Europol deputy director Mariano Simancas said that only one attack attributable to Islamist militants took place in Europe 2008 — a bomb in a restaurant in Britain that went off too early, "causing only one victim, the terrorist."
"But many plans were foiled," he said, citing in particular examples in Germany and Italy and 187 arrests in Britain, France and Spain.
"Most are men organised in small autonomous, independent cells that can move easily, which is very worrying," he said. "We’re talking about home-made terrorism."
He said that such cells were financed by siphoning money off of charitable associations and were adept at using the Internet for communication and propaganda.
"Only seven European countries notified that they were targeted in 2008, but we’re all feeling the threat," he said.
Although Islamist terror attacks are a major concern, the most common attacks in Europe are carried out by separatist movements.
Of the total 515 attacks or planned attacks tallied in the European Union last year, 397 were by separatists’ movements — 97 percent of which were in Spain and France.
In a statement Thursday from its headquarters in The Hague, Europol reported a 23 percent drop in the number of "terrorist attacks" in the 27-nation European Union in 2008, compared with the previous year.

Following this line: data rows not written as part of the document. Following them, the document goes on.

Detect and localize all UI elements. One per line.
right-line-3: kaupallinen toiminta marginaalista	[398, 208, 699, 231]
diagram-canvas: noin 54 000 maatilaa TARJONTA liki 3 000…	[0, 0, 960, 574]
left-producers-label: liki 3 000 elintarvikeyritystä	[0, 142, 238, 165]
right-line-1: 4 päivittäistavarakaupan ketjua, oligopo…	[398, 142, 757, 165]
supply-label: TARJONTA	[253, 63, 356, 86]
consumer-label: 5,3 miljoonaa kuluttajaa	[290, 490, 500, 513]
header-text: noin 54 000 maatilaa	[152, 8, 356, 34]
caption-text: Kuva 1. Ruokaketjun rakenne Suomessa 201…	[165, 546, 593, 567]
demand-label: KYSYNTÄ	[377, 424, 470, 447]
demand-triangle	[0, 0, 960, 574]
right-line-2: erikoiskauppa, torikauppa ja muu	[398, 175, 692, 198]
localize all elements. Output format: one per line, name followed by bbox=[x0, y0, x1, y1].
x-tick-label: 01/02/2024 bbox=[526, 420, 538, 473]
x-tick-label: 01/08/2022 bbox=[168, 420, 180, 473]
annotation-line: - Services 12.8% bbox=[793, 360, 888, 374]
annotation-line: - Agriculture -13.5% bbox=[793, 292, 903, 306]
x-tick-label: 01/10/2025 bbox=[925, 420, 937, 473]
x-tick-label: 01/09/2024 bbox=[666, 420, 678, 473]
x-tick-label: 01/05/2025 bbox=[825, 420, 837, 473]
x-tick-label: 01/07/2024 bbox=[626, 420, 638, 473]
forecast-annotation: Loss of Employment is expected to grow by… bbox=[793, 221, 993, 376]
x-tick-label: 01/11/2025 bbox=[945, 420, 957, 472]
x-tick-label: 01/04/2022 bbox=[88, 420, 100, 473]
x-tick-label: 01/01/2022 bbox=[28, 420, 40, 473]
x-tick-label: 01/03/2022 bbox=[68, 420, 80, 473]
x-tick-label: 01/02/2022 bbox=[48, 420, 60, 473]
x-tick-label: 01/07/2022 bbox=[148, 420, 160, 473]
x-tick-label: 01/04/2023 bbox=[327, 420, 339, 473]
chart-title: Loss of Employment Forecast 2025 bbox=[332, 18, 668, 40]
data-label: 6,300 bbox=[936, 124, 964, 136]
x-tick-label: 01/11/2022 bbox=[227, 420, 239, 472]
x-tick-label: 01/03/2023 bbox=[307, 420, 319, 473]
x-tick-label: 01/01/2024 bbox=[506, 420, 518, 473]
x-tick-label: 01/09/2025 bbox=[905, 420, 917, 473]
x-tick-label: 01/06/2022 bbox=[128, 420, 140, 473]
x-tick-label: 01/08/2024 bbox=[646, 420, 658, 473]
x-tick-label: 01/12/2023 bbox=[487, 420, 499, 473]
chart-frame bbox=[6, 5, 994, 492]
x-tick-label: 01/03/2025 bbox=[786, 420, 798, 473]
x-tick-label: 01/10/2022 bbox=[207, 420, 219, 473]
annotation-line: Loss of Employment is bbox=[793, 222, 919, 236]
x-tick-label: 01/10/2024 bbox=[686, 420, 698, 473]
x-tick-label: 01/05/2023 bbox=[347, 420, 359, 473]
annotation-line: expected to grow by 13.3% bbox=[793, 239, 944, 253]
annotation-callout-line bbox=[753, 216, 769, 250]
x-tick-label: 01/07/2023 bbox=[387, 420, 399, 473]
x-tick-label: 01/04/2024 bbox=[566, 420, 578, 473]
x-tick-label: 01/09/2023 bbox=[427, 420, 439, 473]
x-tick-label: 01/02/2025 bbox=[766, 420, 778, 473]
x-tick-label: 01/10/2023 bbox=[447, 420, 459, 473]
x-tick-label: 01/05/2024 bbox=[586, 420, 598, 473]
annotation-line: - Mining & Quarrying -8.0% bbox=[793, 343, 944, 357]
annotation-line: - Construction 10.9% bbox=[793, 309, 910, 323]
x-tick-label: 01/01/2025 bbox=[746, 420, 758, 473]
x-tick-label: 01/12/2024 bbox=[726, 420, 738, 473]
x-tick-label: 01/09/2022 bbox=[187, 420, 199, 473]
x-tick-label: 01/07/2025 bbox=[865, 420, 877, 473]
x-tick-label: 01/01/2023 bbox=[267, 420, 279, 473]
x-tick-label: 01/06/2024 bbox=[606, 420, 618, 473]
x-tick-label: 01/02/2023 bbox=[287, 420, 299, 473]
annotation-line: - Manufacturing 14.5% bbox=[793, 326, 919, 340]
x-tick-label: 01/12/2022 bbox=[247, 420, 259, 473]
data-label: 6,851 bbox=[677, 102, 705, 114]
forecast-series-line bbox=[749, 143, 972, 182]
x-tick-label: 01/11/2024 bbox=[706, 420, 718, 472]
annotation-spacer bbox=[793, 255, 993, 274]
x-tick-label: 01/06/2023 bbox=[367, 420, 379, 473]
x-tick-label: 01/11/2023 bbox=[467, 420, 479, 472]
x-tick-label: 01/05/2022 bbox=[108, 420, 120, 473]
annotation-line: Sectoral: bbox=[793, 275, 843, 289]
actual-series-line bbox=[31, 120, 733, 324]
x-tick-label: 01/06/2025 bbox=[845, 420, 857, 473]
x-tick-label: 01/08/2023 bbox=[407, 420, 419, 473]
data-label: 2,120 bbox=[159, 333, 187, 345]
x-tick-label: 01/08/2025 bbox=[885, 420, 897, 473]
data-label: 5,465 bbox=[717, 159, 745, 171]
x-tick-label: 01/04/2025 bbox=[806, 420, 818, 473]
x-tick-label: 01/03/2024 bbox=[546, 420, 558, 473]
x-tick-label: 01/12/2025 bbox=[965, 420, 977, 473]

"For 2008, seven member states reported a total of 515 failed, foiled or successfully perpetrated terrorist attacks," it said. "Thirteen member states arrested a total of 1,009 individuals for terrorism."
While noting that there had been no successful attacks in 2008 by what it called "Islamist terrorists," Europol said: "To the EU, the threat from Islamist as well as ethno-nationalist and separatist terrorism, remains high."